The SFF author support service, The Submission Grinder, sends out a weekly email providing information about market changes, opportunities, and so on.

There was a promising CFS, which I looked up (which has provided me my now current favorite statement on AI subs), like ya do. I have a story sitting in my rolodex which is a perfect match for the CFS. (The possibility of this is part of why the CFS was promising.)

The anthology is currently bidding a flat rate for stories, though hoping a Kickstarter will let them bump up to a per-word. That flat rate, on the perfect-match story, works out to about $.02/word. (Two and a third, when I do the math.)

So now it's the calculation. Is the story strong enough to potentially sell to a higher-paying, higher-profile market? Is there a strong likelihood that the story's quirks will mean that it just keeps making the rounds of no-sales outside of a niche particularly aimed at those specific quirks? If it sells, it will get in front of a few curated eyes who might be specifically looking for That Kind Of Things, and maybe word of mouth will do something, but it will be otherwise obscure.

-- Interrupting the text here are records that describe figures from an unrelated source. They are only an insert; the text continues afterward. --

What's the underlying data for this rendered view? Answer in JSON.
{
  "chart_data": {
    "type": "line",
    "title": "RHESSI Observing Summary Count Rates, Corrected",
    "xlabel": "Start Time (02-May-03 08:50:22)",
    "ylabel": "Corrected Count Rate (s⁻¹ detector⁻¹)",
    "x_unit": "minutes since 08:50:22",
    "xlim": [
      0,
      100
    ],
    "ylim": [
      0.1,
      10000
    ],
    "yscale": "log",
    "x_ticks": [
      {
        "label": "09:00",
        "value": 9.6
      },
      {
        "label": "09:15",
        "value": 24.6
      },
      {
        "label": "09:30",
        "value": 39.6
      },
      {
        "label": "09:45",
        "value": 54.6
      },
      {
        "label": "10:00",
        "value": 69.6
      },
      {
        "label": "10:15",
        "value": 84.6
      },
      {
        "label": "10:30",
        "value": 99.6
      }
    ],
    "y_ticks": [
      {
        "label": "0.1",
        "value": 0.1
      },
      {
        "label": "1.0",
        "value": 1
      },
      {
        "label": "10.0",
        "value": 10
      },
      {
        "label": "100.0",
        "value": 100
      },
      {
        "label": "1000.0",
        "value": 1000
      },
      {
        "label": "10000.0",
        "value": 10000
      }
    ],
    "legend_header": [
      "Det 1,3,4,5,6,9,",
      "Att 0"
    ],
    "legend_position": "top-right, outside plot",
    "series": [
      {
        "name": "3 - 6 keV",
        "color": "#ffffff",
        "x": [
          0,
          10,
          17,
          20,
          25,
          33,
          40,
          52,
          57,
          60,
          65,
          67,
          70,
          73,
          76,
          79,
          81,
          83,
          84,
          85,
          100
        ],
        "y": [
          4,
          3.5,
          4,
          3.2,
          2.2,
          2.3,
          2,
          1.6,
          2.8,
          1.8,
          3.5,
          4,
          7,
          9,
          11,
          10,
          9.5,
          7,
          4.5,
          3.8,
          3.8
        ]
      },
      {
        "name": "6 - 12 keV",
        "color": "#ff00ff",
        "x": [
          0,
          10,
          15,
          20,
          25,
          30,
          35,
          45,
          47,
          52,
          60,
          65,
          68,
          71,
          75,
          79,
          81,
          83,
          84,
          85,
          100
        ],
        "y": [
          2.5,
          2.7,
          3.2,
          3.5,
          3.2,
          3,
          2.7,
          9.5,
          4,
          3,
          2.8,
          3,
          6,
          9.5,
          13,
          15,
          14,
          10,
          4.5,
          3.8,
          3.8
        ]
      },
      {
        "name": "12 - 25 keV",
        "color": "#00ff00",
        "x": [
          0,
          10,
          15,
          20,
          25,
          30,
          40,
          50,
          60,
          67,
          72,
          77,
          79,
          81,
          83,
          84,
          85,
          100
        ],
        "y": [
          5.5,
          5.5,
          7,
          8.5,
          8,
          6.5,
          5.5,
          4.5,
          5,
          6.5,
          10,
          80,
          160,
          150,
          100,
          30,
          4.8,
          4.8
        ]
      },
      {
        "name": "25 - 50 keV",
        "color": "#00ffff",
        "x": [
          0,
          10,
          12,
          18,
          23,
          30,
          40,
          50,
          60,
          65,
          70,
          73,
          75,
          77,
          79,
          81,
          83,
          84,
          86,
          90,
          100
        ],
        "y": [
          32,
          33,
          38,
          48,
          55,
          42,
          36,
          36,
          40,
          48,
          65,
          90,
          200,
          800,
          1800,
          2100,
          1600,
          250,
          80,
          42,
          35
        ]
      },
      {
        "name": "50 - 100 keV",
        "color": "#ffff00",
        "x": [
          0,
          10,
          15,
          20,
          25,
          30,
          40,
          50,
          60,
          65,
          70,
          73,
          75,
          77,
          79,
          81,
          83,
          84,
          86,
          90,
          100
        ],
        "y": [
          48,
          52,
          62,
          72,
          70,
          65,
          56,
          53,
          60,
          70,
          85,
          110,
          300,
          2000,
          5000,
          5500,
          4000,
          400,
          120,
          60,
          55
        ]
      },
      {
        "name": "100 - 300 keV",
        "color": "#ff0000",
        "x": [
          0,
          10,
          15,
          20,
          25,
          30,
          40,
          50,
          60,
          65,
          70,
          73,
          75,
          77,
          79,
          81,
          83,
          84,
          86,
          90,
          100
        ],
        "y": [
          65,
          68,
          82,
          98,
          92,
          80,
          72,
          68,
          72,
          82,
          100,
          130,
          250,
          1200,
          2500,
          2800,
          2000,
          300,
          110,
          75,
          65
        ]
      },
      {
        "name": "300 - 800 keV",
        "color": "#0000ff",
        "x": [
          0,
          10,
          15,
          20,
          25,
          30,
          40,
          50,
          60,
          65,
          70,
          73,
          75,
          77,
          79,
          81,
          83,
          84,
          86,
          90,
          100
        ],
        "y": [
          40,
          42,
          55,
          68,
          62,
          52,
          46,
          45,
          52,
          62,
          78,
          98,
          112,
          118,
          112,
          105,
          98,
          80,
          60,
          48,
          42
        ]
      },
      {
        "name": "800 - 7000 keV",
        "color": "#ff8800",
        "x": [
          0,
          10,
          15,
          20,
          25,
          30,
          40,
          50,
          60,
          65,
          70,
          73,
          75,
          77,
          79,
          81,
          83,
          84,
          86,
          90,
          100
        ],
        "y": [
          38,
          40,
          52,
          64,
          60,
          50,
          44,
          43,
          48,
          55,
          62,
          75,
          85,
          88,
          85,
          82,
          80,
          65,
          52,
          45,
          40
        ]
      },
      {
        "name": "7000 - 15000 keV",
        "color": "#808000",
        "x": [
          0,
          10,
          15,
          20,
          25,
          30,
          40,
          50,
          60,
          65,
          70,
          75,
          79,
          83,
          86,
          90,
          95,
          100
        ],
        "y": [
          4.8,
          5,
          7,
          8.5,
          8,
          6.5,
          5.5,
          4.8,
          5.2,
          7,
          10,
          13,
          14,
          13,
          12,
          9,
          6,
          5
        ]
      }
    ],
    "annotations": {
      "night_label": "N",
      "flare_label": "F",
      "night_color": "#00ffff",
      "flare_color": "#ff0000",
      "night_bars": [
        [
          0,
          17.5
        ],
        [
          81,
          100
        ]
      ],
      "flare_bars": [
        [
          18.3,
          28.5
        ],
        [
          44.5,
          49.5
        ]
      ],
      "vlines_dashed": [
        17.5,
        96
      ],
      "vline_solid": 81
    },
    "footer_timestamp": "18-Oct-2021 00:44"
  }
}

I think I'm leaning towards sending it, mind, but there is so much Vagueness Maths involved in making sure that's what I want to do....
lizvogel: What is this work of which you speak? (Cat on briefcase.) (Work)

From: [personal profile] lizvogel


Deeply sympathizing with your userpic, where the Vagueness Maths of submissions is concerned.

For me, it usually comes down to, is this the right home for this story? I've sold things to token-payment markets and been happy to do it, because that was clearly where that story was supposed to be. But it's not like I've turned down the checks from pro-paying markets, either.